The entire week was that. She now sleeps with a bagel under her pillow, but of course since we did that, she is not actually worried, so just wakes up in the morning and eats it in bed spilling bagel crumbs everwhere.
Last night I was up seven times with my kids, five of them with X3, the last time being almost two hours. And we are so tired that sad/sympathetic/empathetic is long gone. Her brain is so constantly activated she can’t do any work herself. So everyone in the house is exhausted, everyone is frustrated with her, she knows it and is in a shame spiral, and gets more and more out of control.
I feel like I already lived this. Wait, I DID. She hasn’t needed to sleep with food for over two years. She hasn’t been up all night since she came and we slept with her every night for five months, until she knew she was safe. We cannot go back to this. We just CANNOT. We are so tired and so sad and so frustrated. We are so sad for HER but we are also so sad FOR US. Other people’s needs can drown you, and hers are pulling her and us under. It feels like there will never be forward progress, and it’s beyond horrifying to go back to the beginning.
I cried and yelled meeting with her therapist today – her therapist noted we are living in military boot camp, where they torture you keeping you up all night, then expect you to function at maximum capacity during the day (parenting a second child, working a full-time intense job, having a relationship, living in a fucking pandemic). Because every solution she has WE HAVE BEEN DOING FOR TWO YEARS. The truth is, this child needs a village. She didn’t choose to be abused, neglected, and hurt; we didn’t do any of those things. We chose to try to help her move forward with growth and love and safety, WITH THE KNOWLEDGE THAT SOCIETY EXISTS AND THERE IS A TRAUMA INFORMED PROFESSIONAL VILLAGE. We had plans, backup plans, when things changed we pivoted and found new options and took advantage of every opening. BUT WE THERE IS NO FUCKING BACKUP FOR THIS. IT is ONLY US (and my seriously saint-level sister).

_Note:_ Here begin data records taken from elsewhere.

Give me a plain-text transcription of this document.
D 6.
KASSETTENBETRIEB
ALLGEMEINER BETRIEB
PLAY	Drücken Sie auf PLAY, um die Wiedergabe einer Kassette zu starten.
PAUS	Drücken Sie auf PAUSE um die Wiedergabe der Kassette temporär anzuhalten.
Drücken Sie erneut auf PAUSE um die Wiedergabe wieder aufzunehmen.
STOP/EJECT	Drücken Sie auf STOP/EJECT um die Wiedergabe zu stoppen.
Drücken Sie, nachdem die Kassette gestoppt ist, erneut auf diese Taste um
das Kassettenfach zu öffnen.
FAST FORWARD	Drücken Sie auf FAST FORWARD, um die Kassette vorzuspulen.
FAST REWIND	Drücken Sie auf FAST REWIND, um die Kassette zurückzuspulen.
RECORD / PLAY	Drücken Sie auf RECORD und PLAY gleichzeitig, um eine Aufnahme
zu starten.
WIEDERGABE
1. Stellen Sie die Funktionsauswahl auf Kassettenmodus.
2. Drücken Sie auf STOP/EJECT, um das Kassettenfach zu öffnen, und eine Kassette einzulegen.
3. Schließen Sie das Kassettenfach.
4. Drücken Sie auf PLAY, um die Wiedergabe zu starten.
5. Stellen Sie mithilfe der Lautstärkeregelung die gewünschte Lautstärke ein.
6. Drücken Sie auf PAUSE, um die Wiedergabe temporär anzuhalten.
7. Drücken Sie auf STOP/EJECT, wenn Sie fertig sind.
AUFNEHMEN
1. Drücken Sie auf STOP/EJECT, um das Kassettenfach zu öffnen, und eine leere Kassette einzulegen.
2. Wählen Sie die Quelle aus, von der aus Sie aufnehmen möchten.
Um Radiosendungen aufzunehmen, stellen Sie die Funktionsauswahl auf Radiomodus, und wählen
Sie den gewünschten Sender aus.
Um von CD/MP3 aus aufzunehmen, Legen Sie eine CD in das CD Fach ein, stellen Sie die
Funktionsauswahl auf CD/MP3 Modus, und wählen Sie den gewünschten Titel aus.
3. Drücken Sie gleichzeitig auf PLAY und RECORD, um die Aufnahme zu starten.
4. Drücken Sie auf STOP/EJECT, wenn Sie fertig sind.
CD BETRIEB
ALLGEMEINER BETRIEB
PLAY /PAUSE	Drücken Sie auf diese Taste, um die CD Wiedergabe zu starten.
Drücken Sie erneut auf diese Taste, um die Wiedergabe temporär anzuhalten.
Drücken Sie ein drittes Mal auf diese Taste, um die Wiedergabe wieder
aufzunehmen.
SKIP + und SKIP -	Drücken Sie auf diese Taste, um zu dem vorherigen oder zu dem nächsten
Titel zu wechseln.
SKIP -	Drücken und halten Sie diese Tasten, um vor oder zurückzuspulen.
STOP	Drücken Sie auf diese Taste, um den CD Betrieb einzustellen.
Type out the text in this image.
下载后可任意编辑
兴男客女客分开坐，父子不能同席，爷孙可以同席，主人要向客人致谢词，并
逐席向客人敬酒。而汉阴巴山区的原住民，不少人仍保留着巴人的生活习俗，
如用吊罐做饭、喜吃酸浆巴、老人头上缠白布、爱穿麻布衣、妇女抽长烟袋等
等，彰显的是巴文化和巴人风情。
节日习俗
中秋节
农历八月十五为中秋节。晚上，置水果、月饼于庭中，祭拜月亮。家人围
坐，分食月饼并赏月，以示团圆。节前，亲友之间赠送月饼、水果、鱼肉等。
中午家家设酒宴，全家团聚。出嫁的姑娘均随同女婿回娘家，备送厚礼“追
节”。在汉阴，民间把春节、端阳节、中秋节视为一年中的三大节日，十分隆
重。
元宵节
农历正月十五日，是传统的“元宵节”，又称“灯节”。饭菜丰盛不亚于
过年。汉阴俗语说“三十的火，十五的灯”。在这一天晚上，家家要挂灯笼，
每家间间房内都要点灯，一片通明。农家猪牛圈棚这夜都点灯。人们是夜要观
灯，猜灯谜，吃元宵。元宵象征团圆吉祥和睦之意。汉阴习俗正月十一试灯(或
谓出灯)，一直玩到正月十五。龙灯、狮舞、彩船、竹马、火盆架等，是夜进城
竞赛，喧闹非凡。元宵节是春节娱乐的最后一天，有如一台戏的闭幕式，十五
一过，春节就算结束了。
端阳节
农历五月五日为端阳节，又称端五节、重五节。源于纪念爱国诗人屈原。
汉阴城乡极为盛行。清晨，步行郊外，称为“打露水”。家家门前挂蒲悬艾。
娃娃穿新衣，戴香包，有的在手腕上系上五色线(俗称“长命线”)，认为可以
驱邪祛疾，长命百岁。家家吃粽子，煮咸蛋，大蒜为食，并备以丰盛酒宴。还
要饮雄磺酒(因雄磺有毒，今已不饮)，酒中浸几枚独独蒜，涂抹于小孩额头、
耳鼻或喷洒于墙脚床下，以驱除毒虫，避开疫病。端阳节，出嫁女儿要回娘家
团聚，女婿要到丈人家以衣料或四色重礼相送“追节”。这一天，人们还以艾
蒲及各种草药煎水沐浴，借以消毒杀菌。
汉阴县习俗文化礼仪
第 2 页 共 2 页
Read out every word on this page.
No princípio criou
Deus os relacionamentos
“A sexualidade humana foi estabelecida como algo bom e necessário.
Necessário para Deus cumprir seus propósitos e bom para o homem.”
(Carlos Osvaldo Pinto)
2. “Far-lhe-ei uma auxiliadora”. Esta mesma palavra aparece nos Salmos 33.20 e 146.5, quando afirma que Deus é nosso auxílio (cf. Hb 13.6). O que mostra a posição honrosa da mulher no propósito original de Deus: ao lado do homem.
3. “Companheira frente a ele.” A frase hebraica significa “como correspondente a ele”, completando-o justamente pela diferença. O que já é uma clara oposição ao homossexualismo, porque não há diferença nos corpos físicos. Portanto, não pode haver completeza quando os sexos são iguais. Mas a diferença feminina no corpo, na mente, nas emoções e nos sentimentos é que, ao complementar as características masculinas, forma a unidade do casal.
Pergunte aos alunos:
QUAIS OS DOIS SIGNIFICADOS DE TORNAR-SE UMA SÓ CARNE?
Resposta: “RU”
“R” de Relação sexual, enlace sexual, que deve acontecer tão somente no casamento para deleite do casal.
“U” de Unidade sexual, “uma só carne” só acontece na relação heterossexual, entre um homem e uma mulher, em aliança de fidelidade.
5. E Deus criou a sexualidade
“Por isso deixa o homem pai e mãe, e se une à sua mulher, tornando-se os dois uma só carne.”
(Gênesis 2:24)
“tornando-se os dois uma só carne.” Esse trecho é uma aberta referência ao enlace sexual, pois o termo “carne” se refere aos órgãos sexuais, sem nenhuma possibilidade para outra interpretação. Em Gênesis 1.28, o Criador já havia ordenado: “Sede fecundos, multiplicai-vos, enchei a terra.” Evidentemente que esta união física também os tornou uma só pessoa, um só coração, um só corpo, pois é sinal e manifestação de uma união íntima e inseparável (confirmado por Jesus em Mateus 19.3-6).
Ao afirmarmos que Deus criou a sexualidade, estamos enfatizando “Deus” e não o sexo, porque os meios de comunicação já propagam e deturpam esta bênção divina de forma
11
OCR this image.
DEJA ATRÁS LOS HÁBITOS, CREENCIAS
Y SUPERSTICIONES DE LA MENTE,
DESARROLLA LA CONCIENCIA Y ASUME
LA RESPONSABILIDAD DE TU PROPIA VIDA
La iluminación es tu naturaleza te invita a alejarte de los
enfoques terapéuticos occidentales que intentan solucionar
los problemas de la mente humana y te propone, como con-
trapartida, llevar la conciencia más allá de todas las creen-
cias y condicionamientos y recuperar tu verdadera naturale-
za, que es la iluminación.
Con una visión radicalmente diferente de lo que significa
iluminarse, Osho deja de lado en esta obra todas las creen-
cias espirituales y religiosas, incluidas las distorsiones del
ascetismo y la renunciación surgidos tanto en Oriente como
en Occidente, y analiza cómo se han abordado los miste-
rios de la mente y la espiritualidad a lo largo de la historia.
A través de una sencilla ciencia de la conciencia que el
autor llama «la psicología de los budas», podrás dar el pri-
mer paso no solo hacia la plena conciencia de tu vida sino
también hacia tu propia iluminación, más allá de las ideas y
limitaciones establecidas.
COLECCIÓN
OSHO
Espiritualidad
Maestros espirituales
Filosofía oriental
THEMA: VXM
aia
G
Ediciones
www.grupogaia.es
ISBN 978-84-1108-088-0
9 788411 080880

She needs trained therapists, she needs her daytime chaos and intensity spread across skilled paras, and therapists, and OT, and trained special educators, so that we can have a tiny break so that when I then have to stay up all night I have had the tiniest moment to breath first. There is no village. Covid took the village, and selfish people who can’t wear a fucking mask or stay away from parties, or stop hanging out with friends, or going to bars, or going to church, or having weddings, or funerals, have taken away everything our family needs to survive. Of course we won’t actually DIE. But we are all being scarred, most of all the little person who needs, and deserves, a chance to grow into the human she was meant to be, not the bundle of rage, nerves, worry, sadness, and self-loathing that has been forced on her. Right now, the kids are not ok, and neither are their parents.